The fourth example isn't a 2d array, it's a dynamic allocation used as a flat array, so it's not that interesting here. If you wanted to dynamically allocate a 2d-array, you'd have to write for example:

int (*a)[4] = malloc(3 * sizeof *a);

---

Re-visiting my first paragraph now: With int a[3][4], you have (void *)a == (void *)*a because the first element of a starts at the same location as the first element of a[0], only the types of a and *a differ. This wouldn't be possible if arrays and pointers were the same thing.

Answer 2

(a+4*i+j): compiler complains about type because a is not of type int *. You declared it as int a[3][4] which is commonly read as 2D array of ints of dimension 3x4. In real, a is an array of 3 arrays of 4 ints. Then a is the address of the first array of 4 ints. Remember that defining type v[N] defines v as the address of the first element of the array, and that a can decay to pointer to element type. Then in your case a decays to a pointer to array of 4 ints. This is why the compiler complains as %d needs a corresponding argument of type int *.

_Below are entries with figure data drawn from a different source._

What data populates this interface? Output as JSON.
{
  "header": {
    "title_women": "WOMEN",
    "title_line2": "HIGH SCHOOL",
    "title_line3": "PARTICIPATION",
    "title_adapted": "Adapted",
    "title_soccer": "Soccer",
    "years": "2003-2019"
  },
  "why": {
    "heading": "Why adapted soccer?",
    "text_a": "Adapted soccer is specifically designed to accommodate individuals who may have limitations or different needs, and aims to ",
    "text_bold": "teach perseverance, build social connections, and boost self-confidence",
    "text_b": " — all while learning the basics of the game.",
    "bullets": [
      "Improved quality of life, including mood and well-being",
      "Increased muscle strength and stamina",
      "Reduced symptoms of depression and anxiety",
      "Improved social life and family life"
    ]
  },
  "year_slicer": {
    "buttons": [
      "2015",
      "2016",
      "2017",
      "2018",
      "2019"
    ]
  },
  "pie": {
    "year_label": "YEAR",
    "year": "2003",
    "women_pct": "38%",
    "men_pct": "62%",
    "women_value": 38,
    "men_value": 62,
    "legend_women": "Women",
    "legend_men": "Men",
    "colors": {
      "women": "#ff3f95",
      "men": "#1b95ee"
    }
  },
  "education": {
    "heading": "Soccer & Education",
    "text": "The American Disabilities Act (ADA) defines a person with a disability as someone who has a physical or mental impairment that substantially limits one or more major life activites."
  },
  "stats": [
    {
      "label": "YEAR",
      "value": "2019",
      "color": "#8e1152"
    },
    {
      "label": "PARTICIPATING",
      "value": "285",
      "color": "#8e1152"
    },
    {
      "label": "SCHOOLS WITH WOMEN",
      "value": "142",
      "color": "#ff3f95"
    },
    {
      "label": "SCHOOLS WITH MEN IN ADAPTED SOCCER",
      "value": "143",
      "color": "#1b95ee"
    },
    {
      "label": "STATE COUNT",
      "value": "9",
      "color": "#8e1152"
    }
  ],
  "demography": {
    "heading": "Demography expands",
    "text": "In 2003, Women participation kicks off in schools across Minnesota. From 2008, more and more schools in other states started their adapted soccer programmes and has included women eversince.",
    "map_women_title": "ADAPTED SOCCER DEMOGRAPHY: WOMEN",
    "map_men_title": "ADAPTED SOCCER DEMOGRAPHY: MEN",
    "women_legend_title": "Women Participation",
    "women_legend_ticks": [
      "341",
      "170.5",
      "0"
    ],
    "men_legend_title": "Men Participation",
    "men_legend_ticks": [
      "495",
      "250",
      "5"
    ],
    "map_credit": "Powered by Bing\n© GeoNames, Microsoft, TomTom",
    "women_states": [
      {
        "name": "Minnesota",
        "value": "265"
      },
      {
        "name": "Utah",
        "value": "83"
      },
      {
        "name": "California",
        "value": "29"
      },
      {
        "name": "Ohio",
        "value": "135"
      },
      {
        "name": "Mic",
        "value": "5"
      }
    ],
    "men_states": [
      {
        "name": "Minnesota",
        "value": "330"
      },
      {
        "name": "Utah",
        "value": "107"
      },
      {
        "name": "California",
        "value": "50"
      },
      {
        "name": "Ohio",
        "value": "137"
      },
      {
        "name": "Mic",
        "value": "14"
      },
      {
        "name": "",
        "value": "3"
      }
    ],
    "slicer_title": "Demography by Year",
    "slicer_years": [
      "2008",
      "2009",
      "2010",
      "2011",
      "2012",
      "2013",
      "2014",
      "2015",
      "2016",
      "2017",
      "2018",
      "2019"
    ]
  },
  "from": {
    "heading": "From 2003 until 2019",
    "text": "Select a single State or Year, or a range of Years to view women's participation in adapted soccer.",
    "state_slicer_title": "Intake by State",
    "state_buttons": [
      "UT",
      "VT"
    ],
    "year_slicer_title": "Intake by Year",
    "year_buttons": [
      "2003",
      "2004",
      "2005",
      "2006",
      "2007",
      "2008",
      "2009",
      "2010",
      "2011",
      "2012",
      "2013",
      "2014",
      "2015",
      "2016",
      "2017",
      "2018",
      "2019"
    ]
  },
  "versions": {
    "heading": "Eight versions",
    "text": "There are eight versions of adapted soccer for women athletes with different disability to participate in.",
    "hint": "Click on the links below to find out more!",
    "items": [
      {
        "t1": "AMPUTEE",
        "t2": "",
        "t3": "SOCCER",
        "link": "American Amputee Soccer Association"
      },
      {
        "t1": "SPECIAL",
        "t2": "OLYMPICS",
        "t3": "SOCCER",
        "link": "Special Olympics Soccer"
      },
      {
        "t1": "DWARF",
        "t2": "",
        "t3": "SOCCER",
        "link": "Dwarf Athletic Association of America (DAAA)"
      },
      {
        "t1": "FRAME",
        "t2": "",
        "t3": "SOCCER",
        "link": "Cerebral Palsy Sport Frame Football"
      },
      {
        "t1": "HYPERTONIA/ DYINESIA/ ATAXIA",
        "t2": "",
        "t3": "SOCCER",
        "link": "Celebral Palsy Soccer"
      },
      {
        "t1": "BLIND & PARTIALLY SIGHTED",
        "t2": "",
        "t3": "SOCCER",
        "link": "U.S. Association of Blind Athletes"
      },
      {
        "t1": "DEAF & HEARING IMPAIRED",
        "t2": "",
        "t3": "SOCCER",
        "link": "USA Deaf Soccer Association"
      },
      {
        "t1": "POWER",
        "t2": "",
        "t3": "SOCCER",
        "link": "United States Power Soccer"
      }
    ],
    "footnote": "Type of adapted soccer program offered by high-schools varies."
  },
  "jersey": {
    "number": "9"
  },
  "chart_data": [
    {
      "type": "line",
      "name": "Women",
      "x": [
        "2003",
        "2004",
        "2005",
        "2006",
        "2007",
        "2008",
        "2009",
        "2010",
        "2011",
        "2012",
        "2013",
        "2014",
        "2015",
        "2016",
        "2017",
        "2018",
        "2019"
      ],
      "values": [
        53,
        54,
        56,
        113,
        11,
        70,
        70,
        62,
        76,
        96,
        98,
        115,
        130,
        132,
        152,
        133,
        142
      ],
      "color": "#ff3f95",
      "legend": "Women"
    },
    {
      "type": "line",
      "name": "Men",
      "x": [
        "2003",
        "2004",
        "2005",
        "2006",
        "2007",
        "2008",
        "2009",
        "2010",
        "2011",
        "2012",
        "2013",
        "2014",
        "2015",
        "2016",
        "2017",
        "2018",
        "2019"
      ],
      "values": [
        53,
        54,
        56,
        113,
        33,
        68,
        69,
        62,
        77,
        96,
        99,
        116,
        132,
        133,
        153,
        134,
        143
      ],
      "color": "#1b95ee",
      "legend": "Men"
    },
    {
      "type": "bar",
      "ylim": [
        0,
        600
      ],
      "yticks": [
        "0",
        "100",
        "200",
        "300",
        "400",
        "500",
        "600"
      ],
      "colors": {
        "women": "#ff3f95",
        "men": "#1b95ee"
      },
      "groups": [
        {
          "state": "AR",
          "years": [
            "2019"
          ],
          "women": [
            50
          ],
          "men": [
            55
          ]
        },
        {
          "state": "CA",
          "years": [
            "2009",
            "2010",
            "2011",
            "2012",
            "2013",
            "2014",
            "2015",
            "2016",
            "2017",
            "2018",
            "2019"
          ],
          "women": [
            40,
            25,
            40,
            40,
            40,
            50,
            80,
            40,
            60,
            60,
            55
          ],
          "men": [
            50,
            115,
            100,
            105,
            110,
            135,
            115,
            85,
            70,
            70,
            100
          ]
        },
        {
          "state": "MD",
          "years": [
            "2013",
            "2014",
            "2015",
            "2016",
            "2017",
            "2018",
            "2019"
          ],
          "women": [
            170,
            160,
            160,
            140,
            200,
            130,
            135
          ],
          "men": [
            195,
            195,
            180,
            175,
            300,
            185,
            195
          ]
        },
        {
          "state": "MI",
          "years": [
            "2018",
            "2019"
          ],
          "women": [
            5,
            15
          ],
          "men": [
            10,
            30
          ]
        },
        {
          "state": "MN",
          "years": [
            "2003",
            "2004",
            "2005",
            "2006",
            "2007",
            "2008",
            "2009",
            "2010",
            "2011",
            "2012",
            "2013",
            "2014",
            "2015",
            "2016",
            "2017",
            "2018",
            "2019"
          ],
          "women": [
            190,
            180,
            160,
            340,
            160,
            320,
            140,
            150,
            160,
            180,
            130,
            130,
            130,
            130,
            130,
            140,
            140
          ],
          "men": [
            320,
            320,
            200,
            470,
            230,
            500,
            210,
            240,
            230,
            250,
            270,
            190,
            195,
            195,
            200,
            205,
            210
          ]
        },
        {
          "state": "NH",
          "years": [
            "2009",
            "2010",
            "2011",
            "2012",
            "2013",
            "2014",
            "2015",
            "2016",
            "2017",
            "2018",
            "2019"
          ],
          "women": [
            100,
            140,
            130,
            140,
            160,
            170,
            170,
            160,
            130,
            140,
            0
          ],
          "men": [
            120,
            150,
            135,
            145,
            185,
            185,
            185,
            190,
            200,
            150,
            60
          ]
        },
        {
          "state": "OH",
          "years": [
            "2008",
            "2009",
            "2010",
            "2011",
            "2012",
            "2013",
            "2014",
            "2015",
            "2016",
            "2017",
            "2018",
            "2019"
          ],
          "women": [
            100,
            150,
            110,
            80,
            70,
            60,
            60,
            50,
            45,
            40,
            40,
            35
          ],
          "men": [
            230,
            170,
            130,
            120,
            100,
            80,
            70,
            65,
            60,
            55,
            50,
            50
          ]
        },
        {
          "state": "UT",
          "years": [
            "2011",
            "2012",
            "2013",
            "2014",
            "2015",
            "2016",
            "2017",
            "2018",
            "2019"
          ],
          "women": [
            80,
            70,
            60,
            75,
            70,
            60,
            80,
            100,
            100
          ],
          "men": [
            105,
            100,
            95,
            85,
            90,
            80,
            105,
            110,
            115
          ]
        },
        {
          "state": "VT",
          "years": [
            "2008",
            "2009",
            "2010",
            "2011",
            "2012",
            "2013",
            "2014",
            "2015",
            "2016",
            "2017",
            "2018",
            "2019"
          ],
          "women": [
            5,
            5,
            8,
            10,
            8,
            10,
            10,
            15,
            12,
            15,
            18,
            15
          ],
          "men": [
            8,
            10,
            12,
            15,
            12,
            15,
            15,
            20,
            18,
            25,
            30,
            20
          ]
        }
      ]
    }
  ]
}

Even if the address could be correct, arithmetic on it is not what you think. a+3*i+j means the address of the 3*i+j-th array of 4 ints starting from address a.

You can force to decay to int *:

int *ta = (int *)a; // ta contains the same address but of different type...
int i=0,j=0,count=0;
for(i=0;i<3;i++){
    for(j=0;j<4;j++){
        scanf("%d",(ta+4*i+j)); // arithmetic is the right one (ints by ints)
    }
}
for(i=0;i<3;i++){
    for(j=0;j<4;j++){
        printf("%d\t",*(ta+4*i+j));
    }
}

This is the same for second example, arithmetic is the wrong one.

The third and fourth are correct. The third because you jump (with i) to the correct array and then jump in this one to the correct int.

The fourth is almost the same as the code I gave.

---EDIT---

As Felix said in comments, be careful that even if this work in many common architecture/OS/compiler there is a strict aliasing rule that prevents you doing so. Read the link he provided for more.